We also tested the full moderated serial mediation model of each of the five goals via a message severity variable on the relationship between identifiability and depression. LIWC measures were never an effective mediator for all models whatever the level of emotional reaction.
Discussion
Cyberbullying’s connection to depression is complex. Our data emphasize the role of communication dynamics in this link. First, cyberbullying goals depend on identifiability. 3 Cyberbullying for revenge emerged in more identifiable circumstances, whereas bullies sought highlight-difference, insecurity, previous-hurt, and upward-mobility goals when relatively more anonymous. Indeed, revenge is particularly rewarding when victims recognize it as a response to past wrongdoings. 36 Upward-mobility goals were more common under nonidentifiable conditions, suggesting audiences beyond the target might be more meaningful. Anonymous bullies are seen as more interpersonally attractive as targets increasingly infer upward-mobility goals drive cyberbullying. 8 Although we did not measure if participants thought they were identifiable to an audience of peers or authorities, goals likely vary in terms of bullies’ identifiability to social networks beyond victims.

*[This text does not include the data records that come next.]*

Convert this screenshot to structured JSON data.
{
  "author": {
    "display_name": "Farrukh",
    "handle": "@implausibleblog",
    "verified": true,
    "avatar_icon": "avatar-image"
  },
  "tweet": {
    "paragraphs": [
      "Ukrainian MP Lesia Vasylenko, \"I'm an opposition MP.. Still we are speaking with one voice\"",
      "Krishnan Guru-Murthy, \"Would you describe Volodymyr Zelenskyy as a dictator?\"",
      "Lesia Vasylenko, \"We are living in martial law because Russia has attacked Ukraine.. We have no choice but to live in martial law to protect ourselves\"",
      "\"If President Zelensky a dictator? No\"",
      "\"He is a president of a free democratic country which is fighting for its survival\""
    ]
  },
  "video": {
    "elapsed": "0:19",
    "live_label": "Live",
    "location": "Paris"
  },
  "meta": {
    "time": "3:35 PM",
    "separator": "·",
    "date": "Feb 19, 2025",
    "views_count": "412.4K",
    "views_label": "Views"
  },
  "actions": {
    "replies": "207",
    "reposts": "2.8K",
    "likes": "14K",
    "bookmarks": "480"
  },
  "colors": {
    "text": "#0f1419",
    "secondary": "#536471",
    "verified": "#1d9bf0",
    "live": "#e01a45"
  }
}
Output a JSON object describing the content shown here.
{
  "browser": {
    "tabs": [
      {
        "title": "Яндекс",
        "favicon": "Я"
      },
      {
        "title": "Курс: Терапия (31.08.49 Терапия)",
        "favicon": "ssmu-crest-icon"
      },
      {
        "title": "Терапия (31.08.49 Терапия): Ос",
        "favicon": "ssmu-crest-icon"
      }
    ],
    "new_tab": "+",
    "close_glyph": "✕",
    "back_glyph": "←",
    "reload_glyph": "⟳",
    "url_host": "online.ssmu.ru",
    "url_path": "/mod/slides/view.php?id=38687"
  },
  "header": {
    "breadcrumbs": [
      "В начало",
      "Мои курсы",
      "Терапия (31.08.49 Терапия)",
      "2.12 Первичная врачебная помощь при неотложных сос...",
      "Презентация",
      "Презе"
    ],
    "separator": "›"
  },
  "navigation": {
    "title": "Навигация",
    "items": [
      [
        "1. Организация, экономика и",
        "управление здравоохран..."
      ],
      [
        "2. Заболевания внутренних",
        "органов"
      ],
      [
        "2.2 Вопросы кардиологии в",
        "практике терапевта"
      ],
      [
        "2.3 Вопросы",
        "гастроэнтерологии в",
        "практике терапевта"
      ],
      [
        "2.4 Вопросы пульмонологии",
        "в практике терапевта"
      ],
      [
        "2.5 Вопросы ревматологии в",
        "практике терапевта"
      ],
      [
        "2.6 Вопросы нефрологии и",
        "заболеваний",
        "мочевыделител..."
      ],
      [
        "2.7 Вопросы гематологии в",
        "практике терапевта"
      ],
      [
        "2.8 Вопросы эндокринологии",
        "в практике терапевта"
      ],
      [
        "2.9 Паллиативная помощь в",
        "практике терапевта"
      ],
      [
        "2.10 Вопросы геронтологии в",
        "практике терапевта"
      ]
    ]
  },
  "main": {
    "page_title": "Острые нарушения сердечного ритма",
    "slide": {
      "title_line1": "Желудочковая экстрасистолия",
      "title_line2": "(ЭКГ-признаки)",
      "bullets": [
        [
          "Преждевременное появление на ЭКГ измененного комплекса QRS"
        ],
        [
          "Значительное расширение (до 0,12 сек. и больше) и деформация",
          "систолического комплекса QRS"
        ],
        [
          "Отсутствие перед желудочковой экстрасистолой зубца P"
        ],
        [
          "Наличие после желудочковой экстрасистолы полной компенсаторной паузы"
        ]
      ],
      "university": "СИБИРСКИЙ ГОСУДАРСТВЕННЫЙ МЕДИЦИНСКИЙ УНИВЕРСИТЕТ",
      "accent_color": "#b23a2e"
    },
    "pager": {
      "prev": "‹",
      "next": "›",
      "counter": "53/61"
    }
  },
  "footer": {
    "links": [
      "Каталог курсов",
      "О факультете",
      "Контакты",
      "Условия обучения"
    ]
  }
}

Second, cyberbullying goals bivariately predicted depression, but when considering full models only insecurity goals sustained as an effective predictor of depression. Cyberbullying research has assessed incident rates and frequency of messages, but less often measured goals and message content to understand cyberbullying and mental health as we did.2,3 At the same time, our cross-sectional data are not causal.
Third, anonymous and insecure cyberbullies were less depressed than confident and identifiable ones, assuming some negative emotional reactions following the episode. Thus, attacking others might have positive outcomes for mental health under certain conditions for bullies. Perhaps our data reflect a remorse process for cyberbullies warranting more theorizing and testing with alternative methods. 37
Fourth, the severity of cyberbullying was not associated with depression, goals, or identifiability, despite past research illustrating that perceived severity and goals predict the mental health of targets. 2 Sender–receiver differences for cyberbullying seem just as crucial as communication mode and anonymity for all involved.4,7 From a bully’s perspective, goals are likely more salient than linguistic strategies to secure goals and thus more likely to predict depression; whereas from a victim’s point of view, the language that targets receive might matter more for mental health. Goal contagion and projection processes are likely relevant as well.38,39
Across all these issues, future work would gain from measuring depression and other mental health scales, such as an eating disorder assessment, via longitudinal and diary methods to avoid our self-report and cross-sectional limitations, especially alongside measures of cyberbullying goals and technological affordances, to advance our understanding of the communication dynamics of bullying and mental health.
Footnotes
Author Disclosure Statement
The authors do not have any conflicts of interest to report.
Funding Information
No funding was received for this article.